Ethiopian Government Honors Feyisa Lilesa 3 Years Later
April 10, 2019 (Ezega.com) -- Three years after winning a silver medal for his country at the Rio 2016 Olympics, 29-year-old Feyisa Lilesa has been feted by Abiy’s government. Feyisa caught the world’s attention after winning silver medal and then crossing his wrists in protest of Ethiopian government’s crackdown on Oromos.
He did so in solidarity with the protests that were going on in the Oromo region since November 2015. When interviewed by the press following the gesture, Feyisa said: “the Ethiopian government is killing my people so I stand with all the protests anywhere as Oromo is my tribe.”
The Oromo, which is the largest ethnic group in the country, were demanding for equal opportunities, an end to police brutality and political reforms. Amhara, the second ethnic group was also in support of the same.
Feyisa Lilesa was feted alongside others in an event to honor athletes and the coaching staff who took part in the 43rd edition of the IAAF World Cross Country Championships in Aarhus in Denmark.
Among those in attendance were Prime Minister Abiy Ahmed and President Sahle-Work Zewde, with the winners walking away with certificates and cash rewards.
Lilesa became an emblem of resistance and is credited with advancing the struggle of Ethiopia’s largest ethnic group. His gesture of crossing his hands above his head was at that time banned under a state of emergency.
When asked about the gesture he made and the possible consequences Lilesa said he feared coming back to Ethiopia because the government would have him killed or jailed.
“They will kill me. If not, they will arrest and charge me.” He told reporters in Rio. He also added that he’d consider asylum to remain in Brazil or go to America or Kenya.
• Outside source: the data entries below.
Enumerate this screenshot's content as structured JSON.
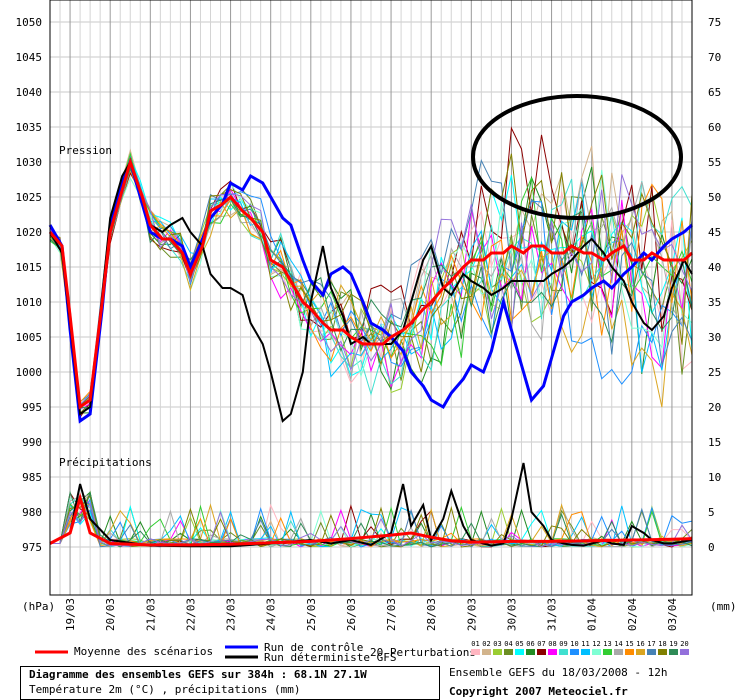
{
  "chart_data": {
    "type": "line",
    "section_labels": {
      "pressure": "Pression",
      "precip": "Précipitations"
    },
    "y_left_unit": "(hPa)",
    "y_right_unit": "(mm)",
    "y_left_ticks": [
      1050,
      1045,
      1040,
      1035,
      1030,
      1025,
      1020,
      1015,
      1010,
      1005,
      1000,
      995,
      990,
      985,
      980,
      975
    ],
    "y_right_ticks": [
      75,
      70,
      65,
      60,
      55,
      50,
      45,
      40,
      35,
      30,
      25,
      20,
      15,
      10,
      5,
      0
    ],
    "x_ticks": [
      "19/03",
      "20/03",
      "21/03",
      "22/03",
      "23/03",
      "24/03",
      "25/03",
      "26/03",
      "27/03",
      "28/03",
      "29/03",
      "30/03",
      "31/03",
      "01/04",
      "02/04",
      "03/04"
    ],
    "x_range_days": [
      18.5,
      34.5
    ],
    "ylim_left": [
      975,
      1050
    ],
    "series": [
      {
        "key": "mean",
        "color": "#ff0000",
        "width": 3,
        "x": [
          18.5,
          18.8,
          19.0,
          19.25,
          19.5,
          19.8,
          20.0,
          20.3,
          20.5,
          20.8,
          21.0,
          21.3,
          21.5,
          21.8,
          22.0,
          22.3,
          22.5,
          22.8,
          23.0,
          23.3,
          23.5,
          23.8,
          24.0,
          24.3,
          24.5,
          24.8,
          25.0,
          25.3,
          25.5,
          25.8,
          26.0,
          26.3,
          26.5,
          26.8,
          27.0,
          27.3,
          27.5,
          27.8,
          28.0,
          28.3,
          28.5,
          28.8,
          29.0,
          29.3,
          29.5,
          29.8,
          30.0,
          30.3,
          30.5,
          30.8,
          31.0,
          31.3,
          31.5,
          31.8,
          32.0,
          32.3,
          32.5,
          32.8,
          33.0,
          33.3,
          33.5,
          33.8,
          34.0,
          34.3,
          34.5
        ],
        "y": [
          1020,
          1018,
          1008,
          995,
          996,
          1010,
          1020,
          1026,
          1030,
          1025,
          1021,
          1019,
          1019,
          1017,
          1014,
          1018,
          1023,
          1024,
          1025,
          1023,
          1022,
          1020,
          1016,
          1015,
          1013,
          1010,
          1009,
          1007,
          1006,
          1006,
          1005,
          1004,
          1004,
          1004,
          1005,
          1006,
          1007,
          1009,
          1010,
          1012,
          1013,
          1015,
          1016,
          1016,
          1017,
          1017,
          1018,
          1017,
          1018,
          1018,
          1017,
          1017,
          1018,
          1017,
          1017,
          1016,
          1017,
          1018,
          1016,
          1016,
          1017,
          1016,
          1016,
          1016,
          1017
        ]
      },
      {
        "key": "control",
        "color": "#0000ff",
        "width": 3,
        "x": [
          18.5,
          18.8,
          19.0,
          19.25,
          19.5,
          19.8,
          20.0,
          20.3,
          20.5,
          20.8,
          21.0,
          21.3,
          21.5,
          21.8,
          22.0,
          22.3,
          22.5,
          22.8,
          23.0,
          23.3,
          23.5,
          23.8,
          24.0,
          24.3,
          24.5,
          24.8,
          25.0,
          25.3,
          25.5,
          25.8,
          26.0,
          26.3,
          26.5,
          26.8,
          27.0,
          27.3,
          27.5,
          27.8,
          28.0,
          28.3,
          28.5,
          28.8,
          29.0,
          29.3,
          29.5,
          29.8,
          30.0,
          30.3,
          30.5,
          30.8,
          31.0,
          31.3,
          31.5,
          31.8,
          32.0,
          32.3,
          32.5,
          32.8,
          33.0,
          33.3,
          33.5,
          33.8,
          34.0,
          34.3,
          34.5
        ],
        "y": [
          1021,
          1018,
          1006,
          993,
          994,
          1009,
          1021,
          1027,
          1030,
          1024,
          1020,
          1019,
          1019,
          1018,
          1015,
          1019,
          1022,
          1024,
          1027,
          1026,
          1028,
          1027,
          1025,
          1022,
          1021,
          1016,
          1013,
          1011,
          1014,
          1015,
          1014,
          1010,
          1007,
          1006,
          1005,
          1003,
          1000,
          998,
          996,
          995,
          997,
          999,
          1001,
          1000,
          1003,
          1010,
          1006,
          1000,
          996,
          998,
          1002,
          1008,
          1010,
          1011,
          1012,
          1013,
          1012,
          1014,
          1015,
          1017,
          1016,
          1018,
          1019,
          1020,
          1021
        ]
      },
      {
        "key": "det",
        "color": "#000000",
        "width": 2,
        "x": [
          18.5,
          18.8,
          19.0,
          19.25,
          19.5,
          19.8,
          20.0,
          20.3,
          20.5,
          20.8,
          21.0,
          21.3,
          21.5,
          21.8,
          22.0,
          22.3,
          22.5,
          22.8,
          23.0,
          23.3,
          23.5,
          23.8,
          24.0,
          24.3,
          24.5,
          24.8,
          25.0,
          25.3,
          25.5,
          25.8,
          26.0,
          26.3,
          26.5,
          26.8,
          27.0,
          27.3,
          27.5,
          27.8,
          28.0,
          28.3,
          28.5,
          28.8,
          29.0,
          29.3,
          29.5,
          29.8,
          30.0,
          30.3,
          30.5,
          30.8,
          31.0,
          31.3,
          31.5,
          31.8,
          32.0,
          32.3,
          32.5,
          32.8,
          33.0,
          33.3,
          33.5,
          33.8,
          34.0,
          34.3,
          34.5
        ],
        "y": [
          1020,
          1017,
          1007,
          994,
          995,
          1011,
          1022,
          1028,
          1030,
          1025,
          1021,
          1020,
          1021,
          1022,
          1020,
          1018,
          1014,
          1012,
          1012,
          1011,
          1007,
          1004,
          1000,
          993,
          994,
          1000,
          1010,
          1018,
          1012,
          1008,
          1004,
          1005,
          1004,
          1004,
          1004,
          1006,
          1010,
          1016,
          1018,
          1012,
          1011,
          1014,
          1013,
          1012,
          1011,
          1012,
          1013,
          1013,
          1013,
          1013,
          1014,
          1015,
          1016,
          1018,
          1019,
          1017,
          1015,
          1013,
          1010,
          1007,
          1006,
          1008,
          1012,
          1016,
          1014
        ]
      }
    ],
    "precip_series": [
      {
        "key": "mean_p",
        "color": "#ff0000",
        "width": 3,
        "x": [
          18.5,
          19.0,
          19.25,
          19.5,
          20.0,
          21.0,
          22.0,
          23.0,
          24.0,
          25.0,
          26.0,
          27.0,
          27.5,
          28.0,
          28.5,
          29.0,
          30.0,
          31.0,
          32.0,
          33.0,
          34.0,
          34.5
        ],
        "y": [
          0.5,
          2,
          7,
          2,
          0.5,
          0.3,
          0.3,
          0.4,
          0.6,
          0.8,
          1.2,
          1.7,
          2.0,
          1.4,
          0.9,
          0.7,
          0.8,
          0.8,
          0.9,
          1.0,
          1.1,
          1.2
        ]
      },
      {
        "key": "det_p",
        "color": "#000000",
        "width": 2,
        "x": [
          18.5,
          19.0,
          19.25,
          19.5,
          20.0,
          21.0,
          22.0,
          23.0,
          24.0,
          25.0,
          25.5,
          26.0,
          26.5,
          27.0,
          27.3,
          27.5,
          27.8,
          28.0,
          28.3,
          28.5,
          28.8,
          29.0,
          29.3,
          29.5,
          29.8,
          30.0,
          30.3,
          30.5,
          30.8,
          31.0,
          31.3,
          31.5,
          31.8,
          32.0,
          32.3,
          32.5,
          32.8,
          33.0,
          33.3,
          33.5,
          33.8,
          34.0,
          34.5
        ],
        "y": [
          0.5,
          2,
          9,
          4,
          1,
          0.2,
          0.1,
          0.1,
          0.5,
          1,
          0.5,
          1,
          0.3,
          2,
          9,
          3,
          6,
          1,
          4,
          8,
          3,
          1,
          0.5,
          0.2,
          0.5,
          4,
          12,
          5,
          3,
          1,
          0.5,
          0.3,
          0.2,
          0.5,
          1,
          0.5,
          0.3,
          3,
          2,
          1,
          0.5,
          0.5,
          1
        ]
      }
    ],
    "perturbation_colors": [
      "#ffb6c1",
      "#d2b48c",
      "#9acd32",
      "#6b8e23",
      "#00ffff",
      "#228b22",
      "#8b0000",
      "#ff00ff",
      "#40e0d0",
      "#1e90ff",
      "#00bfff",
      "#7fffd4",
      "#32cd32",
      "#a9a9a9",
      "#ff8c00",
      "#daa520",
      "#4682b4",
      "#808000",
      "#2e8b57",
      "#9370db"
    ]
  },
  "legend": {
    "mean": "Moyenne des scénarios",
    "control": "Run de contrôle",
    "det": "Run déterministe GFS",
    "perturb": "20 Perturbations",
    "codes": [
      "01",
      "02",
      "03",
      "04",
      "05",
      "06",
      "07",
      "08",
      "09",
      "10",
      "11",
      "12",
      "13",
      "14",
      "15",
      "16",
      "17",
      "18",
      "19",
      "20"
    ]
  },
  "info": {
    "title": "Diagramme des ensembles GEFS sur 384h : 68.1N 27.1W",
    "subtitle": "Température 2m (°C) , précipitations (mm)",
    "run": "Ensemble GEFS du 18/03/2008 - 12h",
    "copyright": "Copyright 2007 Meteociel.fr"
  }
}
He was granted Asylum by the United States government and was living in Flagstaff, Arizona since 2016. He came back into the country in October last year. His decision to live in exile was informed by the concerns over his life, even though he had been assured by the government he wasn’t going to be punished for his Rio protest.
Upon his return, he told reporters the country had experienced tremendous change. “Now people can freely express their opinions and freely condemn the government,” He said.
“My sympathy goes to the martyrs who sacrificed their lives and gave me the freedom to come to my country and join my family,” said Lilesa.
As reported by africanews.com, the athlete is considering getting back on the track to represent his country in global competitions. Feyisa is confident he’ll achieve good results, not only for himself but for the country as well.
“I want to go back to my previous performances, I am confident that I will achieve good results for my country and myself.” He said.
While in the U.S, Feyisa Lilesa attended marathons around the world and vowed to continue with the protest if an opportunity to do so presented itself. He was even featured in Foreign Policy Magazine as one of the top-ranked global thinkers.
The political intrigues of 2016 persisted until 2018 when the former Prime Minister Hailemarian Desalegn resigned to pave way for the much-needed reforms. In came a young and energetic Abiy Ahmed who instituted much-needed changes enabling exiled citizens like Feyisa to return back home.